You now need to give Pachyderm access to your GCP resources.

Set Up Your GCP Service Account

To access your GCP resources, Pachyderm uses a GCP Project Service Account with permissioned access to your desired resources.

  • Create a Service Account with Google Cloud Console

    In the IAM & Admin section of your Google Cloud Console sidebar, select Service Accounts. To create a new service, select the Create Service Account button at the top.

    Fill in the Service Account Name, ID and Description then click Create. Keep the full name of your service account handy, you will need it soon.

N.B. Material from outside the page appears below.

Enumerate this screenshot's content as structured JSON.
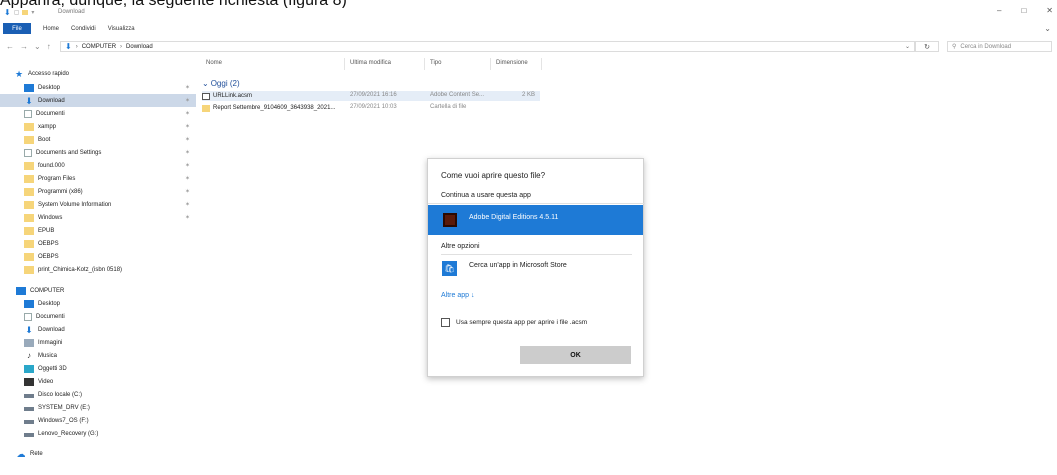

  • Alternatively, you can use Google cli

    GSA_NAME=<Your Google Service Account Name>
    
    gcloud iam service-accounts create ${GSA_NAME}
    

More information about the creation and management of a Service account on GCP documentation.

Configure Your Service Account Permissions

For Pachyderm to access your Google Cloud Resources, run the following:

  • Create the following set of variables

    SERVICE_ACCOUNT="${GSA_NAME}@${PROJECT_ID}.iam.gserviceaccount.com"
    
    # "default" or the namespace in which your cluster was deployed
    K8S_NAMESPACE="default" 
    
    PACH_WI="serviceAccount:${PROJECT_ID}.svc.id.goog[${K8S_NAMESPACE}/pachyderm]"
    SIDECAR_WI="serviceAccount:${PROJECT_ID}.svc.id.goog[${K8S_NAMESPACE}/pachyderm-worker]"
    CLOUDSQLAUTHPROXY_WI="serviceAccount:${PROJECT_ID}.svc.id.goog[${K8S_NAMESPACE}/k8s-cloudsql-auth-proxy]"
    
  • Grant access to cloudSQL and your bucket to the Service Account

    # Grant access to cloudSQL to the Service Account
    gcloud projects add-iam-policy-binding ${PROJECT_ID} \
        --member="serviceAccount:${SERVICE_ACCOUNT}" \
        --role="roles/cloudsql.client"
    
    # Grant access to storage (bucket + volumes) to the Service Account
    gcloud projects add-iam-policy-binding ${PROJECT_ID} \
        --member="serviceAccount:${SERVICE_ACCOUNT}" \
        --role="roles/storage.admin"
    
  • Use Workload Identity to run Pachyderm Services as the Service Account

    Workload Identity is the recommended way to access Google Cloud services from applications running within GKE.

    gcloud iam service-accounts add-iam-policy-binding ${SERVICE_ACCOUNT} \
        --role roles/iam.workloadIdentityUser \
        --member "${PACH_WI}"
    
    gcloud iam service-accounts add-iam-policy-binding ${SERVICE_ACCOUNT} \
        --role roles/iam.workloadIdentityUser \
        --member "${SIDECAR_WI}"
    
    gcloud iam service-accounts add-iam-policy-binding ${SERVICE_ACCOUNT} \
        --role roles/iam.workloadIdentityUser \
        --member "${CLOUDSQLAUTHPROXY_WI}"
    

For a set of standard roles, read the GCP IAM permissions documentation.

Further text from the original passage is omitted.